I’d like to see you try though. Don’t worry I’ll wait here till you’re done. 3,2,1…
This adage isn’t challenging you to literally do the impossible but if you tried, A for effort but… You can’t outrun your shadow. Sorry. As long as you’re in contact with any sort of light and it casts on a surface, a shadow will always and forever form. Even inanimate objects have shadows; lamps, drinks, chocolate. No one and nothing is above it.
On the contrary, it is addressing our fears, doubts, and insecurities; those things we don’t necessarily like to talk about but seems to be on our mind a tad too often. It could be a bad habit or an addiction. Whatever it is, no matter how big or small, it’s just always there. The bad news is that it will always be there if you don’t do something about it. The good news? You’re not alone and something can be done about it. Everyone has things that take a stab at their confidence but instead of trying to outrun it, why not face it head on? How are my outrunning your shadow you ask? By masking it with a facade, being in self denial (one of the worst things you can do to yourself in this life),the list goes on and on. Sometimes people turns to “temporary” means like alcohol and drugs to try and forget the situation but guess what? The shadow doesn’t go away. It will always be there if you choose to do nothing about it.
While you’re busy avoiding the problem, this shadow could use the opportunity to fester and root itself deeper within you. Do yourself a favor, turn around and face it. I know it’s wayy easier said than done because overcoming fear or a habit takes a lot of effort and in short, it’s hard. But remember that you don’t have to do it alone. Ever. Go to someone you trust and share your burdens with them. Let it all out. I am Christian so I believe God is the ultimate problem solver because nothing is too big for him. Hard times are a part of life and they WILL pass. A problem shared is a problem half solved so quit wasting your energy trying to outrun something you know deep down you can’t outrun. It’s unnecessary time and energy wasted.
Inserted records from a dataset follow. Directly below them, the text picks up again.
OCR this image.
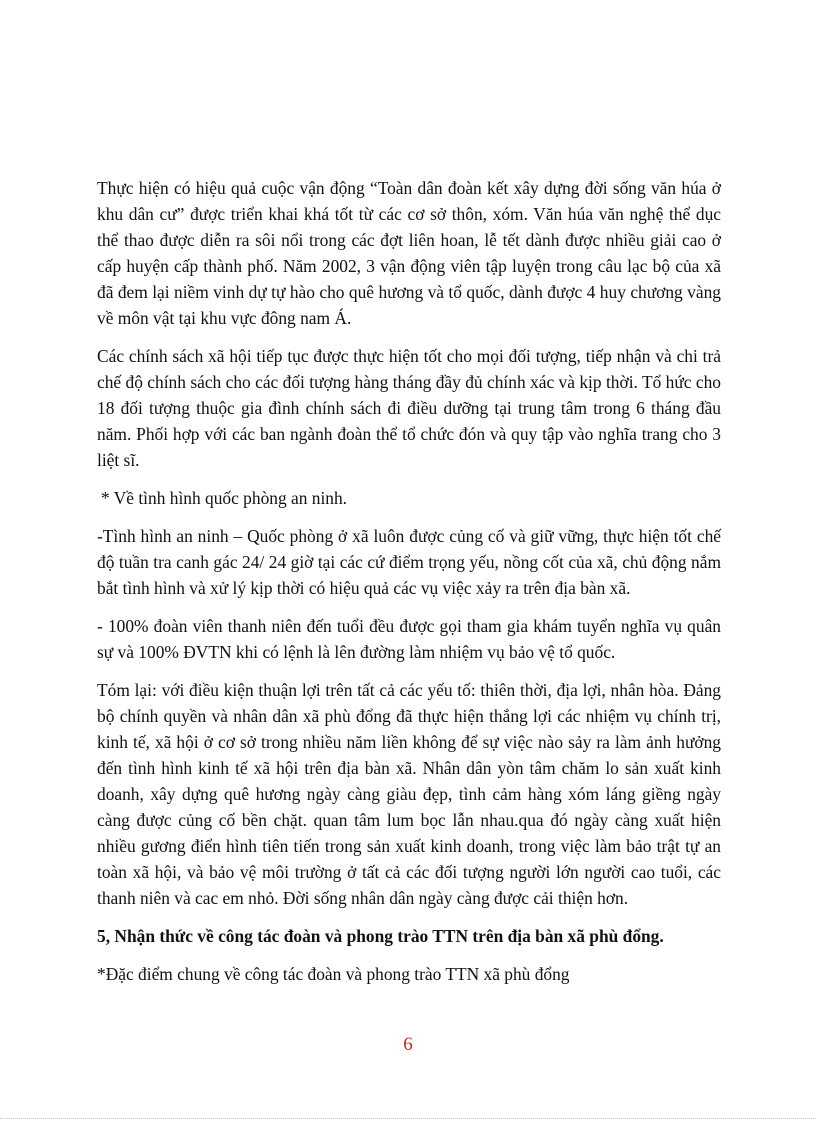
Thực hiện có hiệu quả cuộc vận động “Toàn dân đoàn kết xây dựng đời sống văn húa ở khu dân cư” được triển khai khá tốt từ các cơ sở thôn, xóm. Văn húa văn nghệ thể dục thể thao được diễn ra sôi nổi trong các đợt liên hoan, lễ tết dành được nhiều giải cao ở cấp huyện cấp thành phố. Năm 2002, 3 vận động viên tập luyện trong câu lạc bộ của xã đã đem lại niềm vinh dự tự hào cho quê hương và tổ quốc, dành được 4 huy chương vàng về môn vật tại khu vực đông nam Á.

Các chính sách xã hội tiếp tục được thực hiện tốt cho mọi đối tượng, tiếp nhận và chi trả chế độ chính sách cho các đối tượng hàng tháng đầy đủ chính xác và kịp thời. Tổ hức cho 18 đối tượng thuộc gia đình chính sách đi điều dưỡng tại trung tâm trong 6 tháng đầu năm. Phối hợp với các ban ngành đoàn thể tổ chức đón và quy tập vào nghĩa trang cho 3 liệt sĩ.

* Về tình hình quốc phòng an ninh.

-Tình hình an ninh – Quốc phòng ở xã luôn được củng cố và giữ vững, thực hiện tốt chế độ tuần tra canh gác 24/ 24 giờ tại các cứ điểm trọng yếu, nồng cốt của xã, chủ động nắm bắt tình hình và xử lý kịp thời có hiệu quả các vụ việc xảy ra trên địa bàn xã.

- 100% đoàn viên thanh niên đến tuổi đều được gọi tham gia khám tuyển nghĩa vụ quân sự và 100% ĐVTN khi có lệnh là lên đường làm nhiệm vụ bảo vệ tổ quốc.

Tóm lại: với điều kiện thuận lợi trên tất cả các yếu tố: thiên thời, địa lợi, nhân hòa. Đảng bộ chính quyền và nhân dân xã phù đổng đã thực hiện thắng lợi các nhiệm vụ chính trị, kinh tế, xã hội ở cơ sở trong nhiều năm liền không để sự việc nào sảy ra làm ảnh hưởng đến tình hình kinh tế xã hội trên địa bàn xã. Nhân dân yòn tâm chăm lo sản xuất kinh doanh, xây dựng quê hương ngày càng giàu đẹp, tình cảm hàng xóm láng giềng ngày càng được củng cố bền chặt. quan tâm lum bọc lẫn nhau.qua đó ngày càng xuất hiện nhiều gương điển hình tiên tiến trong sản xuất kinh doanh, trong việc làm bảo trật tự an toàn xã hội, và bảo vệ môi trường ở tất cả các đối tượng người lớn người cao tuổi, các thanh niên và cac em nhỏ. Đời sống nhân dân ngày càng được cải thiện hơn.

5, Nhận thức về công tác đoàn và phong trào TTN trên địa bàn xã phù đổng.

*Đặc điểm chung về công tác đoàn và phong trào TTN xã phù đổng

6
We live in a society of competition. Everyone is trying to put their best foot forward and no one wants to be the “weak” person that can’t keep up or seems like they’re struggling. I can really relate to this because of the kind of school I attend. I grateful to attend Duke University and I’m not trying to brag but it is a top notch school and I’m surrounded by extraordinarily intelligent people all day, every day. Talk about pressure. For some strange reason, there is an underlying pressure to take (and excel in) super hard classes, be president of two clubs, play a varsity sport, do research in Dfbjdglgrtgret to hopefully discover rgbfdlsbf AND still have a banging social life. Most importantly, it needs to seem “effortless”. While I’m not saying there aren’t people with similar responsibilities who do fine, most times there is the pressure to not want to let people know that you’re struggling or that you need help at some point. But realistically speaking it’s complete puffpuff because hard work DOES take EFFORT no matter how “brush-off-the-shoulder” the final results seem. Effortlessness to an extent takes effort.
Think about models on the runway for example. How much goes on behind the scenes but when you see them, FLAWLESS (Beyonce reference heree, haha) as if nothing happened. So why put yourself under such pressure? No one is perfect. It’s okay to break down and admit “Yes, I need help”. Who knows, this same all rounded person could also be suffering from a personal crisis or addiction or what not but doesn’t want to let in anyone so their image isn’t tarnished. After all, you choose what you want to show people, right? I’m not saying you should display your insecurities to the whole world for a pity party but don’t allow yourself drown in inner turmoil because of pride. Never let your reputation define who you are as a person.
I digressed a tad but my point is to first of all acknowledge you have a problem because there is nothing worse than knowing something’s wrong but refusing to admit it. When you do, reach out for help because no matter what you’re going through, there are countless people who have (and are) going through same thing… In a lot of cases, even worse. You might be dead but you’re not. I’m taking a class that is focusing on refugees in Central and Northern Africa and when I read the accounts of their journeys to host countries, I was more than humbled and grateful. I always say, the “struggle is real” but that’s just child’s talk. For real, there are people out there that I have so much respect for and we will probably never meet. There are even more people with profound stories that have (and will) never been publicized by media. If you’re reading this right now, count yourself blessed.
Stop running. Don’t let your shadows engulf you. They are shadows for a reason.